The ILO said the total number of hours worked by people of all ages would fall by 10.7 percent in the second quarter of this year, equivalent to the loss of 305 million full-time jobs.
It concluded that the economic effects of the pandemic were delivering a “triple shock” to young people. “Not only is it destroying their employment, but it is also disrupting their education and training, and placing major obstacles in the way of those seeking to enter the labour market or move between jobs,” it wrote.
Its grim warning was that the pandemic risked creating a “lockdown generation” of young people, with the effects lasting a decade.
“If we do not take significant and immediate action to improve their situation, the legacy of the virus could be with us for decades,” Guy Ryder, the director-general of the ILO said. But there is no sign of any such action.
Ryder warned that if the talent and energy of young people is sidelined, either by lack of opportunity or skills, then “it will damage all our futures and make it much more difficult to rebuild a better, post-COVID economy.”
The ILO has said the Americas, now the epicentre of the pandemic, would incur the largest hit in terms of job losses.
Writing in the Financial Times this week, Andrés Velasco, dean of the School of Public Policy at the London School of Economics, warned that Latin America was heading for a repeat of the Great Depression, when it was rocked by a collapse in commodity prices, a slowdown in world trade and a massive capital outflow.
The same shocks were hitting the region today, with the added impact of a halt in remittances and a productivity freeze because of the lockdown.
Velasco noted that under the mildest scenario, Latin America’s economy would contract by 6.3 percent between 2020 and 2022, but under a more extreme case, “the cumulative contraction reaches 14.4 percent—not too different from what the region experienced in the Depression.”
The reports on the state of the US and global economy, indicating that there is no V-shaped recovery or anything remotely resembling it, underscore the widening divorce between the financial markets and the underlying real economy.
Yesterday, Wall Street’s Dow Jones index recorded another 500-point gain. The three major indexes, the Dow, the S&P 500 and the Nasdaq, have all recorded a 40 percent increase since their lows in the midst of the crisis in mid-March, when markets in all financial assets froze.
This prompted a massive intervention by the Fed. Over a few days it stepped in to act as the backstop for every financial market—an intervention the likes of which had never been seen in history.

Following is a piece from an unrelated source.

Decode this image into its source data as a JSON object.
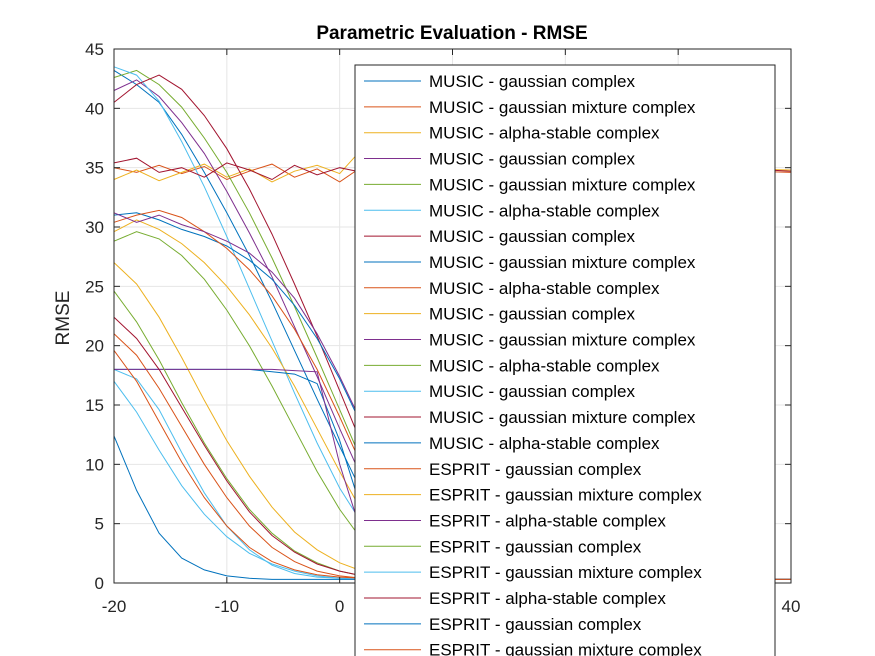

The subsequent rise in the markets does not reflect a healthy US economy, but rather its diseased character. The boom is being fueled by the flood of money coming from the government in the form of corporate bailouts and the trillions of dollars pumped out by the Fed.
The mountain of fictitious capital has no intrinsic value. In the final analysis, it is a claim on the future surplus value to be extracted from the working class. This process must be intensified while the trillions of dollars of government debt are paid down through the slashing of spending on social services.
This means a major restructuring of class and social relations, carried out through measures even more brutal than those implemented in the wake of the 2008 crisis. In the face of mass opposition, such measures can be carried out only by the development of authoritarian forms of rule. This is a driving force behind the extra-constitutional measures initiated this week by Trump, the representative of the financial oligarchy.